Si c’est un malheur d’être engagé dans un procès dont le plus grand bien possible est qu’il n’en résulte aucun mal ; au moins est-ce un avantage de justifier ses actions devant un tribunal jaloux de l’estime de la nation qui a les yeux ouverts sur son jugement, devant des magistrats trop généreux pour prendre parti contre un citoyen parce que son adversaire est leur confrère, et trop éclairés sur leur véritable dignité pour confondre une querelle particulière dont ils sont juges, avec ces grands démêlés où le corps entier de la magistrature aurait ses droits à soutenir ou son honneur à venger.

La question qui occupe aujourd’hui les chambres assemblées est de savoir si la nécessité de répandre l’or autour d’un juge pour en obtenir une audience indispensable, et qu’on n’a pu se procurer autrement, est un genre de corruption punissable, ou seulement un malheur digne de compassion.

Forcé d’employer ma faible plume, au défaut de toute autre, dans une affaire où la terreur écarte loin de moi tous les défenseurs, où il faut des injonctions réitérées des magistrats pour qu’on me signe au palais la plus juste requête ; détruisons toute idée de corruption par le simple exposé des faits, et ne craignons point qu’on m’accuse de tomber dans le défaut trop commun de les altérer devant la justice. Ils sont déjà connus des magistrats par le vu des charges et informations ; je ne fais ici que les rétablir dans l’ordre chronologique que des dépositions partielles et la forme des interrogatoires leur ont nécessairement ôté.

Uniquement destiné à soulager l’attention de mes juges, ce mémoire sera l’historique exact et pur de tout ce qui tient à la question agitée. Je n’y dirai rien qui ne soit constant au procès. Les faits qui me sont personnels y seront affirmés positivement. Ce que j’ai su par le témoignage d’autrui portera l’empreinte de la circonspection ; et si ce mémoire n’a pas toute la méthode qui caractérise les ouvrages de nos orateurs du barreau, au moins il réunira le double avantage de ne contenir que des faits véritables, et de fixer l’opinion flottante du public sur le fond d’une affaire dont le secret de la procédure empêchera qu’il soit jamais bien instruit par une autre voie.

faits préliminaires

Le 1er avril 1770, j’ai réglé définitivement avec M. Pâris Duverney un compte appuyé sur des titres, et sur une liaison de douze ans d’intérêts, de confiance et d’amitié.

Par le résultat de ce compte, fait double entre nous, M. Duverney resta mon débiteur, et mourut quatre mois après, sans s’être acquitté envers moi.

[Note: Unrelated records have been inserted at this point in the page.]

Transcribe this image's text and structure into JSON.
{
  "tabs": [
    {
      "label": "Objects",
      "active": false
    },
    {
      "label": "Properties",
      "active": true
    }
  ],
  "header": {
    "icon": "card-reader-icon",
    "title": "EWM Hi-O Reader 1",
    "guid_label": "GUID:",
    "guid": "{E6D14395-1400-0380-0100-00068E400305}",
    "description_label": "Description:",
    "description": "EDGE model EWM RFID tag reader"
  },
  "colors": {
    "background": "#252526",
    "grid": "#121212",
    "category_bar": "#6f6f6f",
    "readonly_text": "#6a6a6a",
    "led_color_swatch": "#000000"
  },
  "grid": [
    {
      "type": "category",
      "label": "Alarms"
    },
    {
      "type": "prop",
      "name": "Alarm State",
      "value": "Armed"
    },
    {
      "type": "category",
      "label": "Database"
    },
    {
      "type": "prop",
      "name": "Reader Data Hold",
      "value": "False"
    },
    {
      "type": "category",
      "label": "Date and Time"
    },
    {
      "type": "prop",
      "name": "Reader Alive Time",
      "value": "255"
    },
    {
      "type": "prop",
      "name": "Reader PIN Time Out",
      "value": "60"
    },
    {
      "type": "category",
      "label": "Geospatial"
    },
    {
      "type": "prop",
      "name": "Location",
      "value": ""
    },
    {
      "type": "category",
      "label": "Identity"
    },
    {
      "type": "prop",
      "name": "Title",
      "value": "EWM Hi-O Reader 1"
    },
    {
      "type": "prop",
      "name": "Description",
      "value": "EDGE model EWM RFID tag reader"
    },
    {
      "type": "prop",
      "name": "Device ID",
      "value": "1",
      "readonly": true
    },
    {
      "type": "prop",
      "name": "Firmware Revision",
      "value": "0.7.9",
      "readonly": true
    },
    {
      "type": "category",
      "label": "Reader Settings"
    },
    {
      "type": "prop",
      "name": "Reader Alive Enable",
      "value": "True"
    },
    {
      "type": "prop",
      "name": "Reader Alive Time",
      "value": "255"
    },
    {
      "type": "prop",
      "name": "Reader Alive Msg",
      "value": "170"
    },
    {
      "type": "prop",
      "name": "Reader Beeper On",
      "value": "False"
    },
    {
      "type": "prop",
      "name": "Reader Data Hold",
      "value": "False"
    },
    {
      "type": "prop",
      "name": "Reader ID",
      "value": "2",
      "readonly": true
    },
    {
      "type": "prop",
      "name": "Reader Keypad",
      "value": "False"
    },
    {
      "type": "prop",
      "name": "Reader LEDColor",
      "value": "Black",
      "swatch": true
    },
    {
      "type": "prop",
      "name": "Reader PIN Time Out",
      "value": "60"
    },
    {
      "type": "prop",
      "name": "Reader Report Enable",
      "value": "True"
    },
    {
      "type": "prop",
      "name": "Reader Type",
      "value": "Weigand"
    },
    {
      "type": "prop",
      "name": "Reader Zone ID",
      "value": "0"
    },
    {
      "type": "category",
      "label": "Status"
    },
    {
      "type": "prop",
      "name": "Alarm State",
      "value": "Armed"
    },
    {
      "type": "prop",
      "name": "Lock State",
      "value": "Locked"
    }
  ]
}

Son légataire universel prit des lettres de rescision contre l’acte du 1er avril, en poursuivit l’entérinement aux requêtes de l’hôtel, et fut débouté de sa demande par deux sentences consécutives.

Il en appela au parlement ; et, profitant du moment qu’une lettre de cachet me tenait sous la clef, à réfléchir sur le danger des liaisons disproportionnées, il poursuivit sans relâche le jugement de son appel. Il faisait plaider, il sollicitait, il gagnait les esprits ; et moi j’étais en prison.

Enfin, le 1er avril 1773, sur les conclusions de M. l’avocat général de Vaucresson, la cour mit l’affaire en délibéré, au rapport de M. Goëzman.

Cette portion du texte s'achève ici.